Now some of this misery might just be because the speaker's friends are being total jerks, and some of it might be because he's getting older. After all, life starts to look a bit different as we get older: people move away, people die, people change. Either way, this misery gives our speaker a death wish. But he's not suicidal or anything like (he doesn't say anything about killing himself), even though his mind may be going (things seems "strange").
Last and certainly not least, he's kind of a religious or spiritual dude. He's not really afraid of death because he's confident that he will meet God, his creator. You certainly wouldn't hear that from an atheist now, would you? Like a lot of people who believe in God, our speaker sees death as a peaceful sleep, an escape from the troubles of life. Well at least he's not super-scared or anything like that.

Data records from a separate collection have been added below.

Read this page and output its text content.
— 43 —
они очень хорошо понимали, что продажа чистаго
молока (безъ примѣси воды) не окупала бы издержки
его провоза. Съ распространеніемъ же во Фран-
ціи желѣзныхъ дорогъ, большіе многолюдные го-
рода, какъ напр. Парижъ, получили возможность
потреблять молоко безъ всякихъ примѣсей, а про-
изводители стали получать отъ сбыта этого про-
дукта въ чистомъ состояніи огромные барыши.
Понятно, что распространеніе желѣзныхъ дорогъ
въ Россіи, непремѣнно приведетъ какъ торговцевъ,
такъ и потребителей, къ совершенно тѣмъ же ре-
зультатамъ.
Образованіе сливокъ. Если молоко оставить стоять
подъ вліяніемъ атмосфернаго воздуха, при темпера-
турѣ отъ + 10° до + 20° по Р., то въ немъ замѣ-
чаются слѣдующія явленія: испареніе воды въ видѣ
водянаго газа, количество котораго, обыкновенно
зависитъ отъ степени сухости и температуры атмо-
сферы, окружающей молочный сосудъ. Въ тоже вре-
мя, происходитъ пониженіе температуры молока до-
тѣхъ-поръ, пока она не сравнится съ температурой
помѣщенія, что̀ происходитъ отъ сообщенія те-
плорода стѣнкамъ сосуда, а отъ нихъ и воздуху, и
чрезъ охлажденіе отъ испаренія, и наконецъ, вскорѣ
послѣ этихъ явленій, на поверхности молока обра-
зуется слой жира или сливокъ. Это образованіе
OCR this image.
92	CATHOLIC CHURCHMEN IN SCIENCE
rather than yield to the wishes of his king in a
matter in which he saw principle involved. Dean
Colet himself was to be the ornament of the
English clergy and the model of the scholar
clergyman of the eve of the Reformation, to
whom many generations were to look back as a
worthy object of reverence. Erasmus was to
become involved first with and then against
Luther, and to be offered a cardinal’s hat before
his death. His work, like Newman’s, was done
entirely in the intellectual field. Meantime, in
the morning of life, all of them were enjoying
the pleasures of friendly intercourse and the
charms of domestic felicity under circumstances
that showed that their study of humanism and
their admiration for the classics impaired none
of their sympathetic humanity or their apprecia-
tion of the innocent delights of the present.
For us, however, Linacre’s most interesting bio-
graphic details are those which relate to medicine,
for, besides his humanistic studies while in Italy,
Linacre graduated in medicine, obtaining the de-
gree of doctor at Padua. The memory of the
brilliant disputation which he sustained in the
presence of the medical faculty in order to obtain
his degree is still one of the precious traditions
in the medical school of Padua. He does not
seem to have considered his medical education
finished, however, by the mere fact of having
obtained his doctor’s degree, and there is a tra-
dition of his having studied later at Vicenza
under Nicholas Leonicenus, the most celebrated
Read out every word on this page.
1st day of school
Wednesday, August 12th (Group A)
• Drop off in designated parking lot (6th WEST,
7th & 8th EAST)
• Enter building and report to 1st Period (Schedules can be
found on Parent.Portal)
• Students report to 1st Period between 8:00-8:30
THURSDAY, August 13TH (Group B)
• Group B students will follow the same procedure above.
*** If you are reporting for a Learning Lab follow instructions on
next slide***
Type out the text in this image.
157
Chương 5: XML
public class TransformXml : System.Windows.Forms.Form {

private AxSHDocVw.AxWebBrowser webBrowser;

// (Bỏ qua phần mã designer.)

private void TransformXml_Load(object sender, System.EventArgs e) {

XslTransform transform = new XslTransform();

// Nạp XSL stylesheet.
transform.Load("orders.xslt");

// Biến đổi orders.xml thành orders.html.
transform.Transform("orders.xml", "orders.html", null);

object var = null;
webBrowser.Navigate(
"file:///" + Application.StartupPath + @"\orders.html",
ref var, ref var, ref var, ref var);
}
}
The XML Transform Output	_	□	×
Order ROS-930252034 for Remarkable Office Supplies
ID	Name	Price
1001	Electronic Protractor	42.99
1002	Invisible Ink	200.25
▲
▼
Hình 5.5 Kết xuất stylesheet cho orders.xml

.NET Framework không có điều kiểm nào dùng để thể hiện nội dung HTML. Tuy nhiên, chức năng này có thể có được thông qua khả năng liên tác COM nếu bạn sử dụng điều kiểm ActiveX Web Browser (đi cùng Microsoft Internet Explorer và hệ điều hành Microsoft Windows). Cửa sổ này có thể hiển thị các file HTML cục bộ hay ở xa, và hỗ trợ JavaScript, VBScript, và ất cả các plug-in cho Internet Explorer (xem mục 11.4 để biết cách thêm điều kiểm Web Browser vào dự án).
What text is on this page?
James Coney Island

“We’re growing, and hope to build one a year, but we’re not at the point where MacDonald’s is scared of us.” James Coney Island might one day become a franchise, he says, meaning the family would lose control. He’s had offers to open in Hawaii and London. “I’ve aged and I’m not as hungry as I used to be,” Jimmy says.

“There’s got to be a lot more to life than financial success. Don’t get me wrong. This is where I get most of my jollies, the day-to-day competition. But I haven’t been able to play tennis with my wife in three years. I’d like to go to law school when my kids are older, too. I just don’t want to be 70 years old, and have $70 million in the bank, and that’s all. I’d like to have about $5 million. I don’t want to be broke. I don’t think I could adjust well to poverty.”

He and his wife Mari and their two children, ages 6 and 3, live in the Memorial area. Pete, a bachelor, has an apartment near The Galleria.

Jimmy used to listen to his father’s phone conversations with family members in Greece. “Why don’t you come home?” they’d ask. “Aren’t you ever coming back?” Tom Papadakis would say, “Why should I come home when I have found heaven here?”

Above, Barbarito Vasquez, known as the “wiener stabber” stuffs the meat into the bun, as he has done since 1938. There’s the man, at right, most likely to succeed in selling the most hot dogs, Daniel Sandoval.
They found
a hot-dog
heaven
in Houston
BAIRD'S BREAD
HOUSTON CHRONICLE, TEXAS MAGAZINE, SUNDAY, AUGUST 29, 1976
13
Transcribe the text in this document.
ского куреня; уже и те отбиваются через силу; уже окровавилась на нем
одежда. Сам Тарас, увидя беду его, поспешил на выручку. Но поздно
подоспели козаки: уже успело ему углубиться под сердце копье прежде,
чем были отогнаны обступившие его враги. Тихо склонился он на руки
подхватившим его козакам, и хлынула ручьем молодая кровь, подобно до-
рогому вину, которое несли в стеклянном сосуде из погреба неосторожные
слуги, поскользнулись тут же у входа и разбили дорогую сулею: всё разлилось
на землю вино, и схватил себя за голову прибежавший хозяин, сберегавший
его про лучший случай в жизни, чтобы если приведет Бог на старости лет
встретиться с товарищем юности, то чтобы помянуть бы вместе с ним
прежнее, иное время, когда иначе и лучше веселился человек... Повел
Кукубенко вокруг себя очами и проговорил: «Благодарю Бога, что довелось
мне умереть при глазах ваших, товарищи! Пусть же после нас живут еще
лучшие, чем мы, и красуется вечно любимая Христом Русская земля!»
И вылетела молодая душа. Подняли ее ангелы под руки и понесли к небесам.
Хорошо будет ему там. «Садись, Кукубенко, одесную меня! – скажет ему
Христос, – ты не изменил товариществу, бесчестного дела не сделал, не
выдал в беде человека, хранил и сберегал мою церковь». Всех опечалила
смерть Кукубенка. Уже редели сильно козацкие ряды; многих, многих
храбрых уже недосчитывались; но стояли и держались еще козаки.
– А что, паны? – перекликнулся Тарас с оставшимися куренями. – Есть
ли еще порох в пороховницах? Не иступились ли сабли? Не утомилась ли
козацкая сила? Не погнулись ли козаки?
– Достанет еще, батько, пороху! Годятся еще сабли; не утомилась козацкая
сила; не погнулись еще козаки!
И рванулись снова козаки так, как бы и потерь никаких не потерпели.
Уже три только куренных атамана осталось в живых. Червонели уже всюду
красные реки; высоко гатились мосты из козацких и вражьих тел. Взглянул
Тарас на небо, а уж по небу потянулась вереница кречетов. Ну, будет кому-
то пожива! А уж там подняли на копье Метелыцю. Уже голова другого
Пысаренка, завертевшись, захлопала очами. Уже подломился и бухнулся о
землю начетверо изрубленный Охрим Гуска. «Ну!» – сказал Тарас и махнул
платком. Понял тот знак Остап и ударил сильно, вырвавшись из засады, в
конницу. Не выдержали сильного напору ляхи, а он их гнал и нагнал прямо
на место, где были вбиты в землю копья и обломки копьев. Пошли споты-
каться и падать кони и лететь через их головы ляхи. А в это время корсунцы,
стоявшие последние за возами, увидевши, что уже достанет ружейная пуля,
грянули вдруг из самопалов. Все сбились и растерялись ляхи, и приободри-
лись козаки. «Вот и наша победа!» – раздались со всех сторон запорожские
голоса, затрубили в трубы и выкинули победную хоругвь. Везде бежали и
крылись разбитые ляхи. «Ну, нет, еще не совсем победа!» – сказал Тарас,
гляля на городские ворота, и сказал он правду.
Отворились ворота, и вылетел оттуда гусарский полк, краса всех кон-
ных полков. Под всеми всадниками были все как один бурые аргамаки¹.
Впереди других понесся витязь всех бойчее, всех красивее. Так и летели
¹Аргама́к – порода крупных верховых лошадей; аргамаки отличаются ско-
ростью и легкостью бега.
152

A few last words before we let you go. Technically speaking, the speaker and John Clare aren't the same person. Poets write poems, but it's not always them talking. "I Am" is a strange little exception to this general rule. Okay, yes it's not Clare, but in a way it kind of is. Clare was a very lonely man later in life, and his family never visited him in the asylum. Plus he went crazy, which is why he was in the asylum to begin with, and he was a pretty pious dude (see the religious part above). So, in this poem the speaker is and isn't Clare. Try that one on your friends and watch them admire your literary sophistication!